13. En outre, il résulte des dispositions, rappelées au point 7, de l'article L. 435-1 du code de l'entrée et du séjour des étrangers et du droit d'asile, que le législateur a entendu laisser à l'administration un large pouvoir pour apprécier si l'admission au séjour d'un étranger répond à des considérations humanitaires ou si elle se justifie au regard des motifs exceptionnels que celui-ci fait valoir.
14. D'une part, il ne résulte pas des termes de l'arrêté que le préfet se soit estimé lié par la circonstance que le requérant ne justifiait pas d'une communauté de vie d'au moins trois années avec la ressortissante française avec laquelle il s'est pacsé.
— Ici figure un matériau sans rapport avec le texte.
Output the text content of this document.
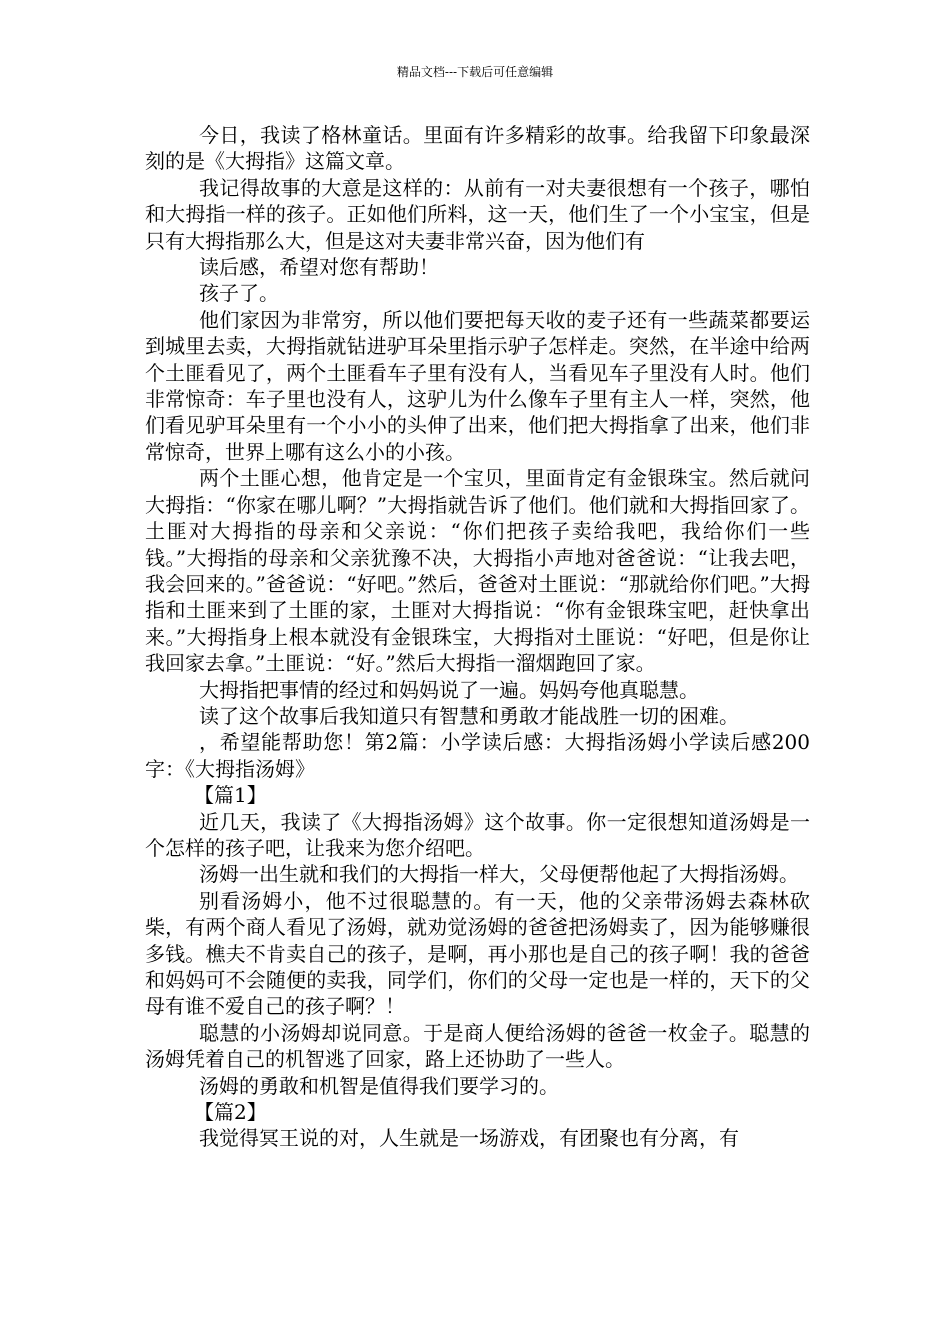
精品文档---下载后可任意编辑

今日，我读了格林童话。里面有许多精彩的故事。给我留下印象最深刻的是《大拇指》这篇文章。

我记得故事的大意是这样的：从前有一对夫妻很想有一个孩子，哪怕和大拇指一样的孩子。正如他们所料，这一天，他们生了一个小宝宝，但是只有大拇指那么大，但是这对夫妻非常兴奋，因为他们有

读后感，希望对您有帮助！

孩子了。

他们家因为非常穷，所以他们要把每天收的麦子还有一些蔬菜都要运到城里去卖，大拇指就钻进驴耳朵里指示驴子怎样走。突然，在半途中给两个土匪看见了，两个土匪看车子里有没有人，当看见车子里没有人时。他们非常惊奇：车子里也没有人，这驴儿为什么像车子里有主人一样，突然，他们看见驴耳朵里有一个小小的头伸了出来，他们把大拇指拿了出来，他们非常惊奇，世界上哪有这么小的小孩。

两个土匪心想，他肯定是一个宝贝，里面肯定有金银珠宝。然后就问大拇指：“你家在哪儿啊？”大拇指就告诉了他们。他们就和大拇指回家了。土匪对大拇指的母亲和父亲说：“你们把孩子卖给我吧，我给你们一些钱。”大拇指的母亲和父亲犹豫不决，大拇指小声地对爸爸说：“让我去吧，我会回来的。”爸爸说：“好吧。”然后，爸爸对土匪说：“那就给你们吧。”大拇指和土匪来到了土匪的家，土匪对大拇指说：“你有金银珠宝吧，赶快拿出来。”大拇指身上根本就没有金银珠宝，大拇指对土匪说：“好吧，但是你让我回家去拿。”土匪说：“好。”然后大拇指一溜烟跑回了家。

大拇指把事情的经过和妈妈说了一遍。妈妈夸他真聪慧。

读了这个故事后我知道只有智慧和勇敢才能战胜一切的困难。

，希望能帮助您！第2篇：小学读后感：大拇指汤姆小学读后感200字：《大拇指汤姆》

【篇1】

近几天，我读了《大拇指汤姆》这个故事。你一定很想知道汤姆是一个怎样的孩子吧，让我来为您介绍吧。

汤姆一出生就和我们的大拇指一样大，父母便帮他起了大拇指汤姆。

别看汤姆小，他不过很聪慧的。有一天，他的父亲带汤姆去森林砍柴，有两个商人看见了汤姆，就劝觉汤姆的爸爸把汤姆卖了，因为能够赚很多钱。樵夫不肯卖自己的孩子，是啊，再小那也是自己的孩子啊！我的爸爸和妈妈可不会随便的卖我，同学们，你们的父母一定也是一样的，天下的父母有谁不爱自己的孩子啊？！

聪慧的小汤姆却说同意。于是商人便给汤姆的爸爸一枚金子。聪慧的汤姆凭着自己的机智逃了回家，路上还协助了一些人。

汤姆的勇敢和机智是值得我们要学习的。

【篇2】

我觉得冥王说的对，人生就是一场游戏，有团聚也有分离，有
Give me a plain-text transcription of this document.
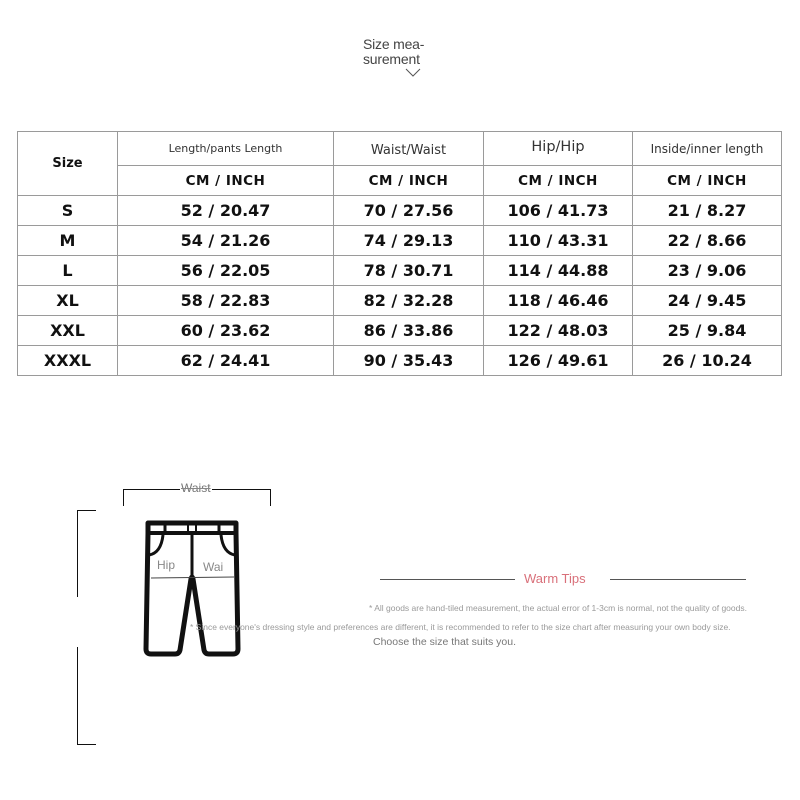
Size mea-
surement
Size	Length/pants Length	Waist/Waist	Hip/Hip	Inside/inner length
	CM / INCH	CM / INCH	CM / INCH	CM / INCH
S	52 / 20.47	70 / 27.56	106 / 41.73	21 / 8.27
M	54 / 21.26	74 / 29.13	110 / 43.31	22 / 8.66
L	56 / 22.05	78 / 30.71	114 / 44.88	23 / 9.06
XL	58 / 22.83	82 / 32.28	118 / 46.46	24 / 9.45
XXL	60 / 23.62	86 / 33.86	122 / 48.03	25 / 9.84
XXXL	62 / 24.41	90 / 35.43	126 / 49.61	26 / 10.24
Waist
Hip Wai
Warm Tips
* All goods are hand-tiled measurement, the actual error of 1-3cm is normal, not the quality of goods.
* Since everyone's dressing style and preferences are different, it is recommended to refer to the size chart after measuring your own body size.
Choose the size that suits you.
D'autre part, si M. A se prévaut de ses liens privés et familiaux en France, ces derniers, pour les mêmes motifs que ceux énoncés au point 10, ne permettent pas de justifier de considérations humanitaires ou de motifs exceptionnels de nature à permettre la délivrance d'une carte de séjour portant la mention " vie privée et familiale ". Dès lors, la décision de refus d'admission au séjour opposée par le préfet des Hautes-Pyrénées à M. A n'est pas entachée d'erreur de droit ni d'erreur manifeste d'appréciation dans l'application de l'article L. 435-1 du code de l'entrée et du séjour des étrangers et du droit d'asile.
15. Enfin, le moyen tiré de l'erreur manifeste d'appréciation sur les conséquences de la décision de refus d'admission au séjour sur la situation personnelle de M. A doit être écarté pour les mêmes motifs que ceux rappelés au point 10. Par suite, ce dernier n'est pas fondé à invoquer par voie d'exception l'illégalité de cette décision.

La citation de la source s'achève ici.